Der Herr aller Wesen spürte die Erde auf, die völlig mit Wasser bedeckt war, näherte sich und hob sie schnell hervor. Er machte das Wasser der Ozeane zu den Ozeanen und das Wasser der Flüsse zu den Flüssen. Zum Wohle der Welt hob er mit seinen gebogenen Hauern die Erde hervor, die weit in der Tiefe versunken war. Er hielt damit die Erde wie in seinen Händen und brachte sie an ihren rechten Ort. Dort wurde sie von ihm, dem geistigen Träger der Erde, abgesetzt. Nun schwamm sie wie ein riesiges Boot auf dem Meer aus Wasser, und durch das Wirken des Herrn versank sie nicht. Nachdem der lotusäugige Herr mit dem Wunsch, die Welt zu erschaffen, die Erde wieder hervorgehoben hatte, richtete er seinen Geist darauf, sie zu unterteilen. So ebnete er die Täler und türmte die großen Gebirgsketten und Berge wieder auf. Denn zuvor, als die vergangene Schöpfung im Samvartaka Feuer verbrannt war, wurden auch alle Berge von diesem Feuer verschlungen und aufgelöst. Sie versanken im Wasser, vergingen im Feuer und wurden vom Wind überallhin verteilt. Jetzt hat er sie wieder zu Bergen gesammelt und verdichtet. Weil sie damit unbeweglich wurden, heißen sie Achala (Massive). Weil sie zuvor beweglich waren, heißen sie Parvata (Gebirge). Weil sie verschlungen wurden und verschwanden, heißen sie Giri (Berge). Und weil sie wieder zusammengesammelt und aufgetürmt wurden, heißen sie Shilochchaya (Erhebungen).

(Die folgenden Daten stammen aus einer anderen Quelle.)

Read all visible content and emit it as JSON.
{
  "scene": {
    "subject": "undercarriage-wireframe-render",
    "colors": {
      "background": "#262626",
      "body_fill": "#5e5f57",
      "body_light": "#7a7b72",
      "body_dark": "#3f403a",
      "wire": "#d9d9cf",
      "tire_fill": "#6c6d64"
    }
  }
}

Auf diese Weise bringt der Schöpfer die Welten, Ozeane und Berge zu Beginn des Schöpfungstages (Kalpas) immer wieder hervor, nachdem sie am Ende des Schöpfungstages aufgelöst wurden. Erneut schuf er diese Erde mit den sieben Ozeanen, sieben Kontinenten und den großen Gebirgsketten wie auch die vier Welten mit der irdischen Welt (Bhur) beginnend. Und nachdem die Welten geschaffen waren, begann er die Schöpfung der Lebewesen. Sobald der Wunsch erwacht, die verschiedenen Wesen zu schaffen, bringt der selbstgeborene Brahma die Wesen auf gleiche Weise hervor, wie sie sich im letzten Schöpfungstag entwickelt haben und aufgelöst wurden. Sobald er über die Schöpfung geistig meditiert, verkörpert sich die von Dunkelheit geprägte Schöpfung wie von selbst aus dem Meer der Ursachen (Pradhana). Die Unwissenheit mit den fünf Gliedern von Illusion, Anhaftung, Begierde, Haß und Todesangst manifestiert sich aus der Höchsten Seele. So entsteht die Schöpfung während der Meditation von Brahma auf fünf Wegen. Doch wie eine Lampe von einem Topf verhüllt wird, so war die ganze Schöpfung von Dunkelheit bedeckt. Wie diese Lampe den Topf innerlich erleuchtet, aber nicht äußerlich, so waren die Geschöpfe zwar rein, aber ohne Sinnesorgane. Ihre Sinnesorgane mit dem Denken waren noch weitgehend verdeckt. So entstanden zunächst die niederen Pflanzen, und weil die Pflanzen als Grundlage für die höheren Wesen gelten, wird diese Schöpfung auch die grundlegende Schöpfung genannt.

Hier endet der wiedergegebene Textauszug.